A área que estudo, investigo e ensino é a área da Saúde (e Segurança) Ocupacionais e, aparentemente, como de resto digo com frequência, isso faz-me lembrar algo semelhante em que “tropeço” há mais de quatro décadas. Numa grande empresa de quase 15.000 trabalhadores onde dirigi os Serviços de Saúde, Higiene e Segurança dos trabalhadores nos Locais de Trabalho isso era a “regra”: trabalhadores da empresa usavam equipamentos de proteção individual “prescritos” pelo serviço que dirigia, enquanto que trabalhadores dos “subempreiteiros”, em situações de trabalho equivalentes, não os usavam. Alguém na comunidade se preocupava com isso???? A empresa preocupou-se (ainda que tivesse demorado algum tempo …) e foi arranjada solução. Na atual pandemia isso é diferente: a situação “rói-nos os calcanhares” e ainda bem que todos tentamos arranjar formas de “gestão desse risco”.
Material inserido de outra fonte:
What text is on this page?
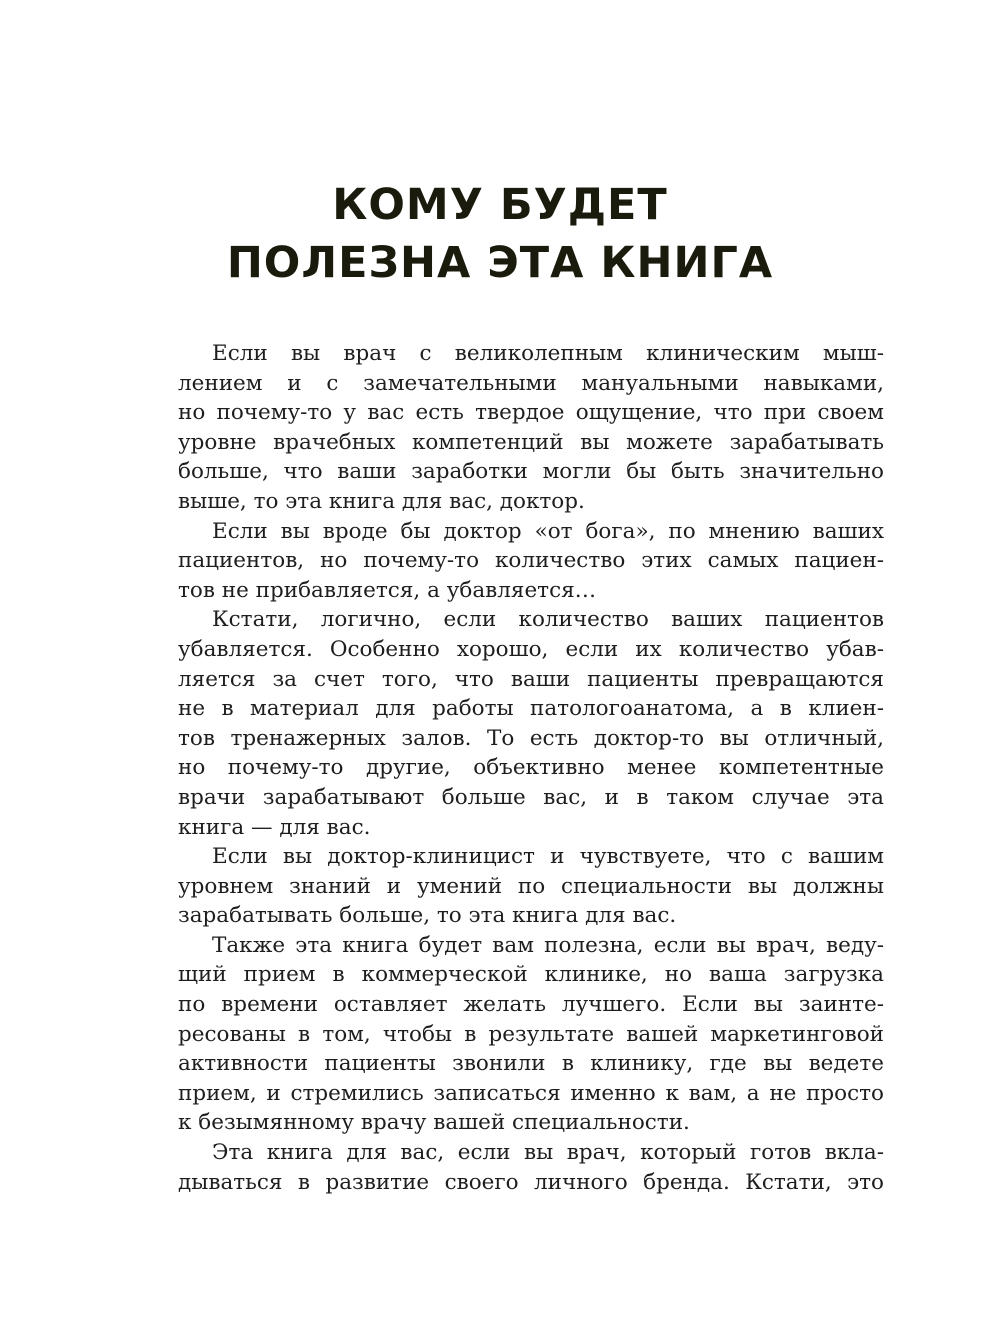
КОМУ БУДЕТ
ПОЛЕЗНА ЭТА КНИГА
Если вы врач с великолепным клиническим мыш-
лением и с замечательными мануальными навыками,
но почему-то у вас есть твердое ощущение, что при своем
уровне врачебных компетенций вы можете зарабатывать
больше, что ваши заработки могли бы быть значительно
выше, то эта книга для вас, доктор.
Если вы вроде бы доктор «от бога», по мнению ваших
пациентов, но почему-то количество этих самых пациен-
тов не прибавляется, а убавляется…
Кстати, логично, если количество ваших пациентов
убавляется. Особенно хорошо, если их количество убав-
ляется за счет того, что ваши пациенты превращаются
не в материал для работы патологоанатома, а в клиен-
тов тренажерных залов. То есть доктор-то вы отличный,
но почему-то другие, объективно менее компетентные
врачи зарабатывают больше вас, и в таком случае эта
книга — для вас.
Если вы доктор-клиницист и чувствуете, что с вашим
уровнем знаний и умений по специальности вы должны
зарабатывать больше, то эта книга для вас.
Также эта книга будет вам полезна, если вы врач, веду-
щий прием в коммерческой клинике, но ваша загрузка
по времени оставляет желать лучшего. Если вы заинте-
ресованы в том, чтобы в результате вашей маркетинговой
активности пациенты звонили в клинику, где вы ведете
прием, и стремились записаться именно к вам, а не просто
к безымянному врачу вашей специальности.
Эта книга для вас, если вы врач, который готов вкла-
дываться в развитие своего личного бренда. Кстати, это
É por isso que o “empoderamento” em Saúde e Segurança do Trabalho é inadiável. De facto, a situação de risco em grupos concretos deve merecer a mesma atenção que as situações de risco “amplificadas” e a atenção que os trabalhadores devem merecer em matéria de saúde Ocupacional não deve ser proporcional ao salário que auferem. Dito de outra forma, nós somos sempre melhores a resolver os nossos problemas que os problemas dos outros, esquecendo-nos frequentemente que os problemas dos outros também são nossos. Eu pelo menos entendo que a saúde (e segurança) de quem trabalha é um problema meu e acho aceitável que os cidadãos portugueses me acompanhem nessa preocupação!

1 Comment

  1. Adelina Camundongo Serafim

    Boa professores. Não sei percebi mal? Mais as áreas de maior contágio foram as obras de construção civil já foi detectado e controlado.
    Sendo uma empresa com os serviços de SSHT bem implementado e com uso dos EPIS, foi descoberta forma de contaminação?
    Como foi feita a investigação até chegarem ao ponto inicial da contaminação?